The Obama administration issued rules on Friday allowing banks to do business with state-licensed marijuana companies — a substantial move that should free pot businesses from the fear of federal prosecution and embolden states experimenting with marijuana legalization.
The guidance issued by the Justice Department and the Financial Crimes Enforcement Network (FinCEN), a bureau of the U.S. Treasury, does not promise immunity for banks. But it suggests that the federal government is unlikely to pursue companies for money laundering and other banking crimes as long as they meet certain conditions.
“Now that some states have elected to legalize and regulate the marijuana trade, FinCEN seeks to move from the shadows of the historically covert financial operations of marijuana businesses,” FinCEN Director Jennifer Shasky Calvery said in a release. “Our guidance provides financial institutions with clarity on what they must do if they are going to provide financial services to marijuana businesses and what reporting will assist law enforcement.”
Marijuana-related businesses for years have been sitting on larges amounts of cash because banks, fearing prosecution, hesitate to provide them with savings and checking accounts. This has increasingly created public security risks as more states experiment with marijuana legalization, most notably Colorado and Washington state.
In Colorado, for example, pot businesses made $5 million in sales in the first week after it was legalized on Jan. 1. The state expects businesses to generate $578 million annually in wholesale and retail marijuana sales, according to the Legislative Council of the Colorado General Assembly.
U.S. Attorney General Eric Holder recently announced that the Obama administration was planning to make banking easier for marijuana businesses. At a speech at the University of Virginia last month, he said marijuana businesses operating solely in cash area increasingly creating safety concerns.
“There is a public safety component to this,” said Holder. “Huge amounts of cash, substantial amounts of cash just lying around with no place for it to be appropriately deposited, is something that would worry me just from a law enforcement perspective.”
Under the guidance issued Friday, banks must review license applications for marijuana customers and request information about the business. Financial institutions that decide to do business with marijuana companies will have to file a suspicious activity report, or SAR, for every account. Banks will label transactions with legal pot business as “marijuana limited” in reports to FinCEN. Activity with companies that banks suspect are illegal will be marked as “marijuana priority.”
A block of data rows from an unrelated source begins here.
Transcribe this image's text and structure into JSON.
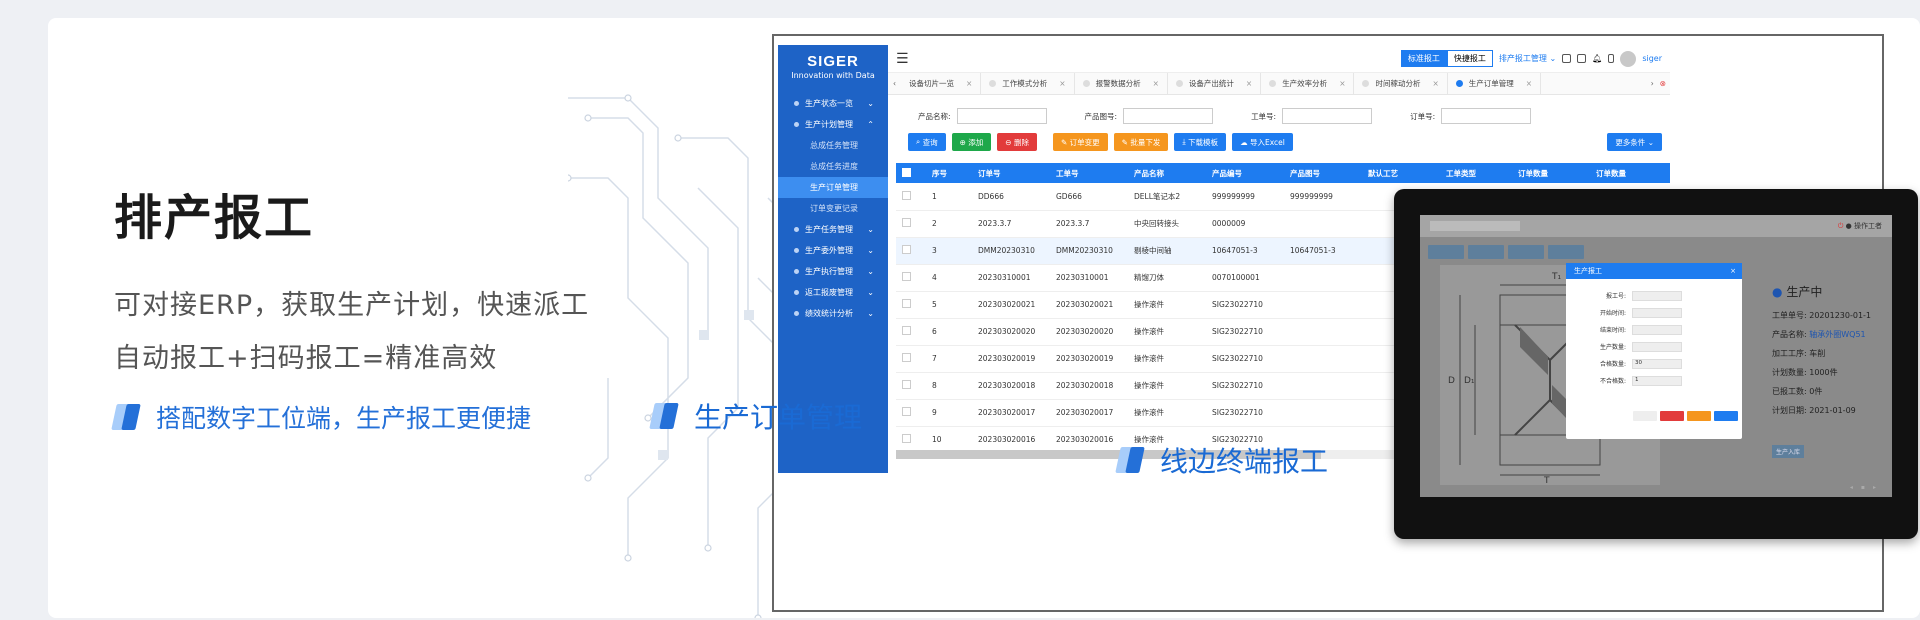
{
  "left": {
    "title": "排产报工",
    "line1": "可对接ERP，获取生产计划，快速派工",
    "line2": "自动报工+扫码报工=精准高效",
    "feature": "搭配数字工位端，生产报工更便捷"
  },
  "colors": {
    "accent": "#1e7cf0",
    "sidebar": "#1e63c6",
    "caption": "#1a6ad4"
  },
  "app": {
    "brand": "SIGER",
    "brand_sub": "Innovation with Data",
    "menu": [
      {
        "label": "生产状态一览",
        "type": "item"
      },
      {
        "label": "生产计划管理",
        "type": "item",
        "open": true
      },
      {
        "label": "总成任务管理",
        "type": "sub"
      },
      {
        "label": "总成任务进度",
        "type": "sub"
      },
      {
        "label": "生产订单管理",
        "type": "sub",
        "active": true
      },
      {
        "label": "订单变更记录",
        "type": "sub"
      },
      {
        "label": "生产任务管理",
        "type": "item"
      },
      {
        "label": "生产委外管理",
        "type": "item"
      },
      {
        "label": "生产执行管理",
        "type": "item"
      },
      {
        "label": "返工报废管理",
        "type": "item"
      },
      {
        "label": "绩效统计分析",
        "type": "item"
      }
    ],
    "topbar": {
      "mode_std": "标准报工",
      "mode_fast": "快捷报工",
      "module": "排产报工管理",
      "user": "siger"
    },
    "tabs": [
      "设备切片一览",
      "工作模式分析",
      "报警数据分析",
      "设备产出统计",
      "生产效率分析",
      "时间稼动分析",
      "生产订单管理"
    ],
    "filters": [
      {
        "label": "产品名称:"
      },
      {
        "label": "产品图号:"
      },
      {
        "label": "工单号:"
      },
      {
        "label": "订单号:"
      }
    ],
    "actions": [
      {
        "label": "查询",
        "color": "#1e7cf0"
      },
      {
        "label": "添加",
        "color": "#1ea84a"
      },
      {
        "label": "删除",
        "color": "#e23b3b"
      },
      {
        "label": "订单变更",
        "color": "#f5961e"
      },
      {
        "label": "批量下发",
        "color": "#f5961e"
      },
      {
        "label": "下载模板",
        "color": "#1e7cf0"
      },
      {
        "label": "导入Excel",
        "color": "#1e7cf0"
      }
    ],
    "more": "更多条件",
    "table": {
      "columns": [
        "序号",
        "订单号",
        "工单号",
        "产品名称",
        "产品编号",
        "产品图号",
        "默认工艺",
        "工单类型",
        "订单数量",
        "订单数量"
      ],
      "rows": [
        [
          "1",
          "DD666",
          "GD666",
          "DELL笔记本2",
          "999999999",
          "999999999"
        ],
        [
          "2",
          "2023.3.7",
          "2023.3.7",
          "中央回转接头",
          "0000009",
          ""
        ],
        [
          "3",
          "DMM20230310",
          "DMM20230310",
          "剔棱中间轴",
          "10647051-3",
          "10647051-3"
        ],
        [
          "4",
          "20230310001",
          "20230310001",
          "精馏刀体",
          "0070100001",
          ""
        ],
        [
          "5",
          "202303020021",
          "202303020021",
          "操作滚件",
          "SIG23022710",
          ""
        ],
        [
          "6",
          "202303020020",
          "202303020020",
          "操作滚件",
          "SIG23022710",
          ""
        ],
        [
          "7",
          "202303020019",
          "202303020019",
          "操作滚件",
          "SIG23022710",
          ""
        ],
        [
          "8",
          "202303020018",
          "202303020018",
          "操作滚件",
          "SIG23022710",
          ""
        ],
        [
          "9",
          "202303020017",
          "202303020017",
          "操作滚件",
          "SIG23022710",
          ""
        ],
        [
          "10",
          "202303020016",
          "202303020016",
          "操作滚件",
          "SIG23022710",
          ""
        ]
      ]
    }
  },
  "tablet": {
    "title": "生产报工",
    "user": "操作工者",
    "fields": [
      "报工号:",
      "开始时间:",
      "结束时间:",
      "生产数量:",
      "合格数量:",
      "不合格数:"
    ],
    "field_values": [
      "",
      "",
      "",
      "",
      "30",
      "1"
    ],
    "status_title": "生产中",
    "status_lines": [
      {
        "label": "工单单号: ",
        "value": "20201230-01-1"
      },
      {
        "label": "产品名称: ",
        "value": "轴承外圈WQ51",
        "link": true
      },
      {
        "label": "加工工序: ",
        "value": "车削"
      },
      {
        "label": "计划数量: ",
        "value": "1000件"
      },
      {
        "label": "已报工数: ",
        "value": "0件"
      },
      {
        "label": "计划日期: ",
        "value": "2021-01-09"
      }
    ],
    "status_btn": "生产入库"
  },
  "captions": {
    "order": "生产订单管理",
    "terminal": "线边终端报工"
  }
}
But Friday’s announcement is unlikely to reassure all banks, especially the nation’s federally insured financial institutions. That’s because the federal guidance falls short of legislation bankers want to see approved before doing business – laws that would provide definitive legal authorization.
Although Colorado and Washington have legalized recreational marijuana, and medical cannabis is legal in 20 states and the District of Colombia, the drug remains illegal under federal law, which is why the federal government cannot provide any legal guarantees.
“Guidance or regulation doesn’t alter the underlying challenge for banks,” the American Bankers Association said after Friday’s announcement. “As it stands, possession or distribution of marijuana violates federal law, and banks that provide support for those activities face the risk of prosecution and assorted sanctions.”
Nonetheless, marijuana legalization advocates hailed the announcement. While it doesn’t solve all problems, they say, the rule does provide valuable assurances from the federal government. The move also provides further momentum to a burgeoning movement determined to relax marijuana laws nationwide.
“It appears that the Obama administration is trying to provide as much protection as possible for the marijuana industry, given the constraints of federal law,” said Ethan Nadelmann, executive director of the Drug Policy Alliance, a non-profit that promotes alternatives to global drug policy. “The assurances the administration have provided appear fairly substantial and will hopefully prove sufficient so that banks will feel safe doing business with the marijuana industry.”